I Am Amelia Earhart
- Author: Brad Meltzer
- Illustrator: Chris Eliopoulos
- Language: English
- Series: Ordinary People Change the World
- Genre: Children's Book
- Publisher: Dial Books for Young Readers, an imprint of Penguin Group (USA) Inc.
- Publication date: 2014
- Publication place: United States
- Media type: Print (Hardback)
- Pages: 40 pp
- ISBN: 9780803740822
- OCLC: 843124156

= I Am Amelia Earhart =

2014 children's book by Brad Meltzer

I Am Amelia Earhart is a 2014 children's book written by Brad Meltzer in the "Ordinary People Change the World" series. It follows the adventures of a young Amelia Earhart learning important lessons.

==Plot synopsis==
The book features a young Amelia Earhart, before she became the first female aviator to fly solo across the Atlantic Ocean. As a child, young Amelia Earhart built a makeshift roller coaster in her backyard, using planks of wood and a wooden crate. She crashed. It was loud. It was noisy. It was the first time she flew, but it would not be her last. This experience teaches her that not to accept the limits others, society, and even gravity place on her.

==Inspiration==
The idea for the "Ordinary People Change the World" series came to Meltzer as he was shopping for his young daughter. All he saw in the racks were T-shirts with princesses and loud mouth athletes. Meltzer wanted to give his daughter real heroes, ordinary people who stood up for what is right and changed the world. Together with award-winning comics artist Chris Eliopoulos, Meltzer created the "Ordinary People Change the World" children's book series. Each book features the story of a hero when they were a child.

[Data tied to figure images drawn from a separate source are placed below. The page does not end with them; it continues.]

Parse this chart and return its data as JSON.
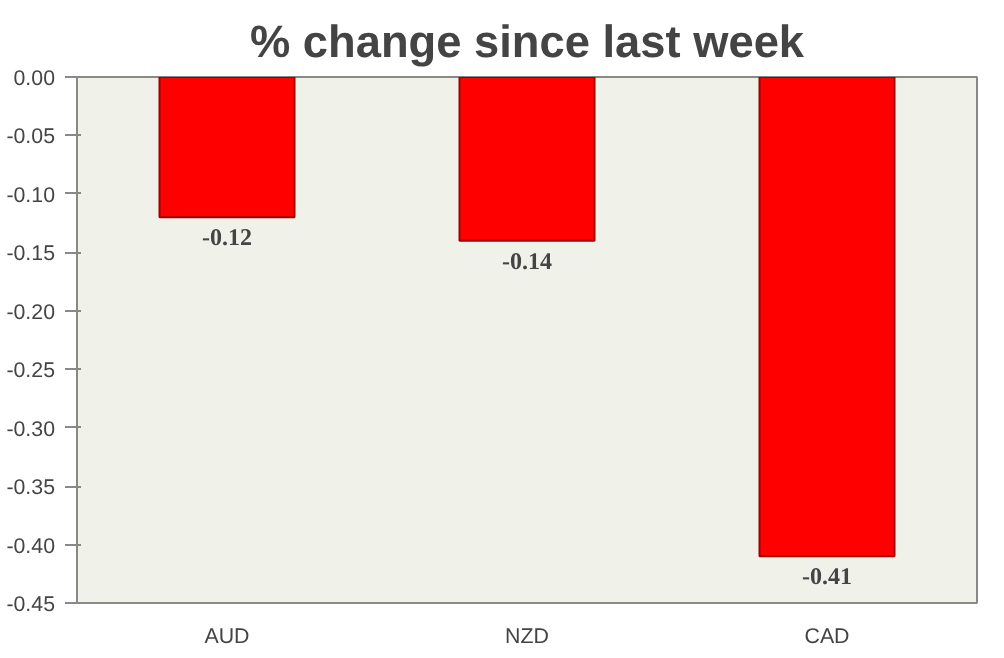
{
  "chart_data": {
    "type": "bar",
    "title": "% change since last week",
    "categories": [
      "AUD",
      "NZD",
      "CAD"
    ],
    "values": [
      -0.12,
      -0.14,
      -0.41
    ],
    "color": "#ff0000",
    "ylim": [
      -0.45,
      0
    ],
    "yticks": [
      {
        "value": 0,
        "label": "0.00"
      },
      {
        "value": -0.05,
        "label": "-0.05"
      },
      {
        "value": -0.1,
        "label": "-0.10"
      },
      {
        "value": -0.15,
        "label": "-0.15"
      },
      {
        "value": -0.2,
        "label": "-0.20"
      },
      {
        "value": -0.25,
        "label": "-0.25"
      },
      {
        "value": -0.3,
        "label": "-0.30"
      },
      {
        "value": -0.35,
        "label": "-0.35"
      },
      {
        "value": -0.4,
        "label": "-0.40"
      },
      {
        "value": -0.45,
        "label": "-0.45"
      }
    ],
    "grid": false,
    "data_labels": true
  }
}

The publisher has ordered 12 books in the series.

==Reception==
Kirkus Reviews found "The ever-popular pioneering female pilot gets a breezy and very incomplete biography." while Publishers Weekly call it an "entertaining and inspiring primer, though source notes are absent."

==Press==
With the recent launch of I Am Rosa Parks, all three books in the "Ordinary People Change the World" series appeared simultaneously on the New York Times Bestseller List: I Am Rosa Parks at #2; I Am Abraham Lincoln at #6; and I Am Amelia Earhart at #8.

Meltzer was featured on many morning news shows to discuss the books, including CBS This Morning.